French financial system resilient amid sovereign debt and AI risks
The French financial system remains resilient despite increased risks from sovereign debt, highly valued AI assets, and non-bank financial intermediaries. The Banque de France's December 2025 report highlights these vulnerabilities alongside robust banks and insurers.
Fiscal deficits weigh on financing conditions
Elevated public financing requirements globally are driving an increase in sovereign bond supply and rising long-term rates.
In France, a weakened fiscal trajectory continues to weigh on financing conditions, despite the market remaining liquid in 2025. The report warns that a lack of sufficient deficit reduction below 5% could erode supporting factors for French sovereign debt, risking deviation from the excessive deficit procedure and further rating downgrades.
Such a scenario could lead to higher volatility and reduced liquidity, potentially amplified by procyclical actors like hedge funds.
Deteriorating sovereign debt conditions could spill over to French banks and corporations, impacting interest expenses and investment.
Ensuring a sustainable debt trajectory is essential, especially with high issuance volumes expected in the euro area in 2026.
AI valuations spark market uncertainty
Equity markets, especially in the US, exhibit historically high valuations, primarily driven by optimistic forecasts for AI company earnings.
Doubts about this dynamic intensified in late 2025, leading to increased concentration in equity market capitalization.

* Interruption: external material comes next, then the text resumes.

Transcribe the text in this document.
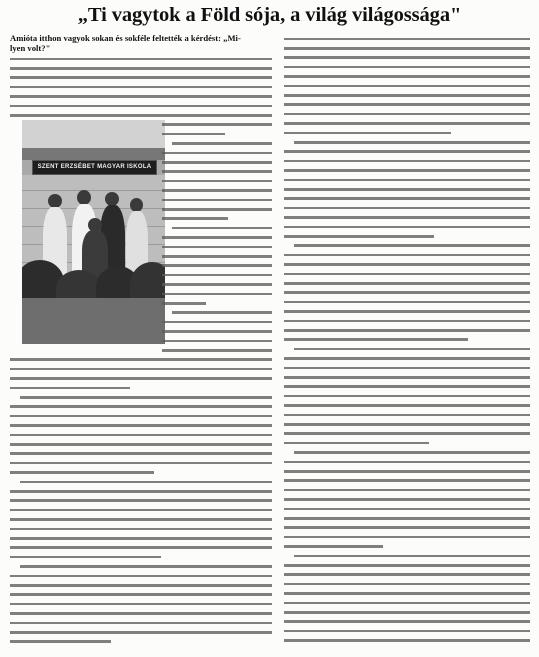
„Ti vagytok a Föld sója, a világ világossága"
Amióta itthon vagyok sokan és sokféle feltették a kérdést: „Mi-
lyen volt?"
SZENT ERZSÉBET MAGYAR ISKOLA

A sudden market correction, potentially triggered by a revision of technology stock profitability outlooks, could be disorderly and contagious, amplified by non-bank financial intermediaries.
Crypto-asset markets also remained highly volatile, with total market capitalization falling 24% between September and December 2025. The boom in US dollar-based stablecoins continued, reaching USD 298 billion by January 2026, highlighting growing interconnections with traditional finance.
Resilience tested by familiar threats
The report underscores France's financial resilience, yet it highlights persistent, well-known vulnerabilities.
While short-term trade policy uncertainties have eased, the underlying risks from sovereign debt and overvalued tech assets remain critical.
This suggests a cautious outlook is warranted, as external shocks could quickly expose these fragilities.